五輪汚職「底なしの闇」捜査の行方は?JOCの札幌誘致にも冷めた国民の目写真はイメージです Photo:PIXTA

今年「安倍元首相銃撃」と並び、社会をあっと言わせた事件と言えば「五輪汚職」だろう。4年に一度開催される「世界最大のスポーツの祭典」で黒い巨額のカネが動いていた事実が発覚。さらに年の瀬になって組織的かつ大規模な談合が行われていた疑惑が浮上し、東京地検特捜部と公正取引委員会の合同捜査・調査は越年する見通しだ。利権にまみれた底なしの闇に「世界に恥をさらした」と国民の目は冷ややかだ。(事件ジャーナリスト 戸田一法)

大会組織委員会元理事が
立件された5つの容疑

 最大の黒幕とされるのは、東京オリンピック・パラリンピック大会組織委員会の元理事・高橋治之被告(78)=受託収賄罪で起訴=だ。広告大手電通の元専務で、オリ・パラのスポンサー選定などは、実質的に電通からの出向者が3割以上を占める組織委マーケティング局が担当していた。組織委の役員は「みなし公務員」で、職務に関し賄賂を受け取ると収賄の罪に問われる。

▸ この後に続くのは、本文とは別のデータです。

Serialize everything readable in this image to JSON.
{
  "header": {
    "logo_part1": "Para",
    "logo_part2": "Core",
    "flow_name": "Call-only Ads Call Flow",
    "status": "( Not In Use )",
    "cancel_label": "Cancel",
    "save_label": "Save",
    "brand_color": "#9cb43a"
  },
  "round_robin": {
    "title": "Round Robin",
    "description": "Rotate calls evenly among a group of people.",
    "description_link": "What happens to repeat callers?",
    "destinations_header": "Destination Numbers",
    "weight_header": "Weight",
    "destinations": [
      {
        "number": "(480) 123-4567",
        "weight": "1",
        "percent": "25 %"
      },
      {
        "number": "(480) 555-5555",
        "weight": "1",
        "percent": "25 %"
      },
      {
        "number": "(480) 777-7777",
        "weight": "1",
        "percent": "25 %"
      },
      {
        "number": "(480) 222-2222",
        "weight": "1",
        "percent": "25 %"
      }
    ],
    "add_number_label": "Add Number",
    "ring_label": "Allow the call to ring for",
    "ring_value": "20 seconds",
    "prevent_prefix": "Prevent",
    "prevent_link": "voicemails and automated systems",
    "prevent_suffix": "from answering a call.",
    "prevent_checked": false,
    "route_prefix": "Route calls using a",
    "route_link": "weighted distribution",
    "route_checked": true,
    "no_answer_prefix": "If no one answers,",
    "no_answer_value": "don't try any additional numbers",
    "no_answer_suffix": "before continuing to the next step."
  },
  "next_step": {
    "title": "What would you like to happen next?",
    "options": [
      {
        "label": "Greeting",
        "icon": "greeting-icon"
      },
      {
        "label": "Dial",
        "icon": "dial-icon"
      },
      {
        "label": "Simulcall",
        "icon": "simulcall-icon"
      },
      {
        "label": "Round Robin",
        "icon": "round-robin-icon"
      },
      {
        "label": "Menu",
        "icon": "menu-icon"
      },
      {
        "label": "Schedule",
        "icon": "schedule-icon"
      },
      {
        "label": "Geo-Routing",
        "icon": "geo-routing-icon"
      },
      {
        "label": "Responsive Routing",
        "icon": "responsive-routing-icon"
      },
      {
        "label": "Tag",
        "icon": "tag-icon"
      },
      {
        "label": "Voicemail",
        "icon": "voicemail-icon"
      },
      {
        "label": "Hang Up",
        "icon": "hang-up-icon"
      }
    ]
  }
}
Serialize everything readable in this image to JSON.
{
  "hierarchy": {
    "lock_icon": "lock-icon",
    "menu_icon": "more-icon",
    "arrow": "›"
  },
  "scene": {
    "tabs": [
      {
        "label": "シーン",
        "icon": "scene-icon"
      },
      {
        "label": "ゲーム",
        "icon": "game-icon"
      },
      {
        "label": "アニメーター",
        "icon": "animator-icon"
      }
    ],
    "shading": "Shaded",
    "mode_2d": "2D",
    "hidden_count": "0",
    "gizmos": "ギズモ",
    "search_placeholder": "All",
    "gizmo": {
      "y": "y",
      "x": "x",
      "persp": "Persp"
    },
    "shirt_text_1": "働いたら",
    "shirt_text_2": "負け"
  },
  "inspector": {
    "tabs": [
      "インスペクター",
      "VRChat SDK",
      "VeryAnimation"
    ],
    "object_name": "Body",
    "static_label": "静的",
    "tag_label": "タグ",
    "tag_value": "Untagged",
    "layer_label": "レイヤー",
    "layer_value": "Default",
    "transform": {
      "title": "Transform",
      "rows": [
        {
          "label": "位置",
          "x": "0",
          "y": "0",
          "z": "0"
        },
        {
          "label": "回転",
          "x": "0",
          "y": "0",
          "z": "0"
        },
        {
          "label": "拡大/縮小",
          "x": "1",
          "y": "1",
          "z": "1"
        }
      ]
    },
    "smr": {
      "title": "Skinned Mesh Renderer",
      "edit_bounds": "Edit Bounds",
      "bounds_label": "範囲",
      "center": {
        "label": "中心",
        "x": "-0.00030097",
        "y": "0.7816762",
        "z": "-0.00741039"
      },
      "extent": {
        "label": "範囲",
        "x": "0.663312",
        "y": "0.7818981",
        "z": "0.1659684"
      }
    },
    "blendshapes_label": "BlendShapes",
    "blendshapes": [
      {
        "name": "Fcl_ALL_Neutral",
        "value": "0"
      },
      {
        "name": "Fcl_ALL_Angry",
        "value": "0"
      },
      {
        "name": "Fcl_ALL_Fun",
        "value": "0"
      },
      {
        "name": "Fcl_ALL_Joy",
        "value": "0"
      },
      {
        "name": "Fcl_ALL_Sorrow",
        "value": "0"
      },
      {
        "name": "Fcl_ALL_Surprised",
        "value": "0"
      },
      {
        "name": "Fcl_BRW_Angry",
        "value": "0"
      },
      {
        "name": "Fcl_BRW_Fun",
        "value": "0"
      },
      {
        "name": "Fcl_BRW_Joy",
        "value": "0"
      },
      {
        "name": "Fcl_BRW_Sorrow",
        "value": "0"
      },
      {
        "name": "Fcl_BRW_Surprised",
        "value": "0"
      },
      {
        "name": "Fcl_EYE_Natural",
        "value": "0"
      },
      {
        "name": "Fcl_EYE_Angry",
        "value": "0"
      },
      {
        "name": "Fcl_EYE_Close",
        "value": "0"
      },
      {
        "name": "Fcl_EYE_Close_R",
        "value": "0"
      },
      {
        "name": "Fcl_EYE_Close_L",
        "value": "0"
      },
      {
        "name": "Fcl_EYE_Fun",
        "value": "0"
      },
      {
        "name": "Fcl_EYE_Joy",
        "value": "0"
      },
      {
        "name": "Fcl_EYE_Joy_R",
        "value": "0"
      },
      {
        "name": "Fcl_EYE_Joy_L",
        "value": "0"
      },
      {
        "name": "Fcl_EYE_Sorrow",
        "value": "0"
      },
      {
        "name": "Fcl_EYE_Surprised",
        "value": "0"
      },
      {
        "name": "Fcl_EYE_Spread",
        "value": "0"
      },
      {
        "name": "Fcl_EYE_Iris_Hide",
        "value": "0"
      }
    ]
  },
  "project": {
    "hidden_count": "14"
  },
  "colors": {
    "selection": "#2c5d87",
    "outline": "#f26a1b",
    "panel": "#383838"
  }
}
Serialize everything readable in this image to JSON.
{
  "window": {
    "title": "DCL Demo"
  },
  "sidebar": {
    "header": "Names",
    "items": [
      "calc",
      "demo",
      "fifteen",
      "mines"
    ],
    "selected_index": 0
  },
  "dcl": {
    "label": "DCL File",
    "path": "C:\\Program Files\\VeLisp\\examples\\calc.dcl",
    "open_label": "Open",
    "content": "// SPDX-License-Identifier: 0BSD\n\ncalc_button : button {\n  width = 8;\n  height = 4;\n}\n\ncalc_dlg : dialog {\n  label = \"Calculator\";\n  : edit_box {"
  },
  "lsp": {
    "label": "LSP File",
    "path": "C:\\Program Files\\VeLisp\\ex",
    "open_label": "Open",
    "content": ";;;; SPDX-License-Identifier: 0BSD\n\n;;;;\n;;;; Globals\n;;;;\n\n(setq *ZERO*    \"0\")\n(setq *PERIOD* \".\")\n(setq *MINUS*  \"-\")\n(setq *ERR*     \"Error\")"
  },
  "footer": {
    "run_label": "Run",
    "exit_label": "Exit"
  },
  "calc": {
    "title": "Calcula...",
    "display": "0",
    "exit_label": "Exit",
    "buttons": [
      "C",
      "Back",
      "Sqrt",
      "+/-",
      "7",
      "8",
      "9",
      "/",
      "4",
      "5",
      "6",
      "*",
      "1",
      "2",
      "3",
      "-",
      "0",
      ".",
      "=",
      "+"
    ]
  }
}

 立件された1件目は、紳士服大手「AOKIホールディングス」側から高橋被告が経営するコンサルタント会社「コモンズ」を通じて、スポンサー契約やライセンス商品の製造・販売契約で便宜を図った見返りとして、2017年10月~22年3月に計5100万円を受け取ったとされる。AOKIは大会エンブレム付きのスーツなどを販売していた。

 2件目は出版大手「KADOKAWA」側から電通時代の後輩が経営する「コモンズ2」を通じて、19年7月~21年1月に計約7600万円を受け取ったとされる。KADOKAWAは大会の公式ガイドブックや記録集などを手がけていた。

 3件目は大阪の広告大手「大広」側からコモンズ2を通じて、19年1月~22年2月に計約1500万円を受け取ったとされる。組織委はスポンサー募集を電通に委託していたが、一部を「販売協力代理店」として再委託できる仕組みがあった。

 4件目は広告大手「ADKホールディングス」側から大広と同じ構図で、コモンズや知人が経営するコンサル会社「アミューズ」(解散)を通じ、17年11月~22年1月に計約4700万円を受け取ったとされる。

 5件目はぬいぐるみメーカー「サン・アロー」側からコモンズやアミューズを通じ、18年10月~21年4月に計約700万円を受け取ったとされる。サン・アローは大会マスコット「ミライトワ」「ソメイティ」のぬいぐるみを製造・販売していた。